Another Brick...

 

Continuing on the theme of my disappearing - inevitable, I know - youth; or at least the landmarks that still fix that period in my mind, I refer you to the potential destruction of one of my favourite haunts, and a beautiful piece of 1930s architecture to boot: Thimblemill Baths in what is today Warley, West Midlands. I used to swim a heck of a lot when I was a youth, as well as cycling daily. I had a round of baths through the week: Saturday was Harborne, where my uncle Godfrey and I would just power through length after length for an hour or hour and-a-half; Sunday was the lovely Rolfe Street baths in Smethwick for a more leisurely pootle about in the warm waters of the small pool - I could do two lengths underwater there, and it was the place I learned to swim - although I did once try the big pool there which was bloody freezing! 

On Mondays, when I was still at school, at least, it was back to Harborne; but Thursday evenings were spent at Thimblemill, the biggest pool of them all; not quite Olympic-sized, but pretty darned big. As time went on there were other pools I used to visit, but the two best were the biggest and the smallest: Thimblemill and Rolfe Street. The Rolfe Street building has long since been dismantled and rebuilt at the Black Country Museum at Tipton: however, dear reader, Rolfe Street was in Smethwick and therefore emphatically not part of the Black Country, despite the softening of boundary concepts these days. Those of us that hail from those parts care about such stuff!

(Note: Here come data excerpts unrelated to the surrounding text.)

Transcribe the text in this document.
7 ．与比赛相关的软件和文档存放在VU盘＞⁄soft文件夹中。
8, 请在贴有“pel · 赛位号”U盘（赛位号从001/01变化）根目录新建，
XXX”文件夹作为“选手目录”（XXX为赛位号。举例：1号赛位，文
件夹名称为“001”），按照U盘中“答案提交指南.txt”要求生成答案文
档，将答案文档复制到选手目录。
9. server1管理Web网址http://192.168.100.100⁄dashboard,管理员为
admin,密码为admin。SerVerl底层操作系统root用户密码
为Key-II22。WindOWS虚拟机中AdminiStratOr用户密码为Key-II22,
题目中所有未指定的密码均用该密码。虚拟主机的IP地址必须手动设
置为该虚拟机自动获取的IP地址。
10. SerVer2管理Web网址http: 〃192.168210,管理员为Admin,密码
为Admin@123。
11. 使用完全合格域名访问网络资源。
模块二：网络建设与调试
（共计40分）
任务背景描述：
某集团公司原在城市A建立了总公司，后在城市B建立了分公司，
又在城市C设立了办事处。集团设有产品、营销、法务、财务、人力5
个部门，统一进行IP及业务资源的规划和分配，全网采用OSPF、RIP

There is a Change.org petition out there, which aims to preserve the building from the potential ravages of some anonymous, dickhead private developer, when it hits the auctions. The Peoples' Orchestra want to save it as a concert hall. It was famous locally for decades as a music venue: even The Who played there in the early days. For years, a floor used to be put in over the drained pool for performances and dances: Jane went there in the sixties, and my parents in the fifties before that; so the renaissance of the place as a concert venue seems appropriate. Pity about the pool, but hey, you can't have everything. Please support the petition: it really is a worthy one, and would at least knock a brick out of the wall occluding my youth...

Comments

  1. From memory after working there (well for the Leisure Trust) I think it's a listed building so hopefully will be preserved!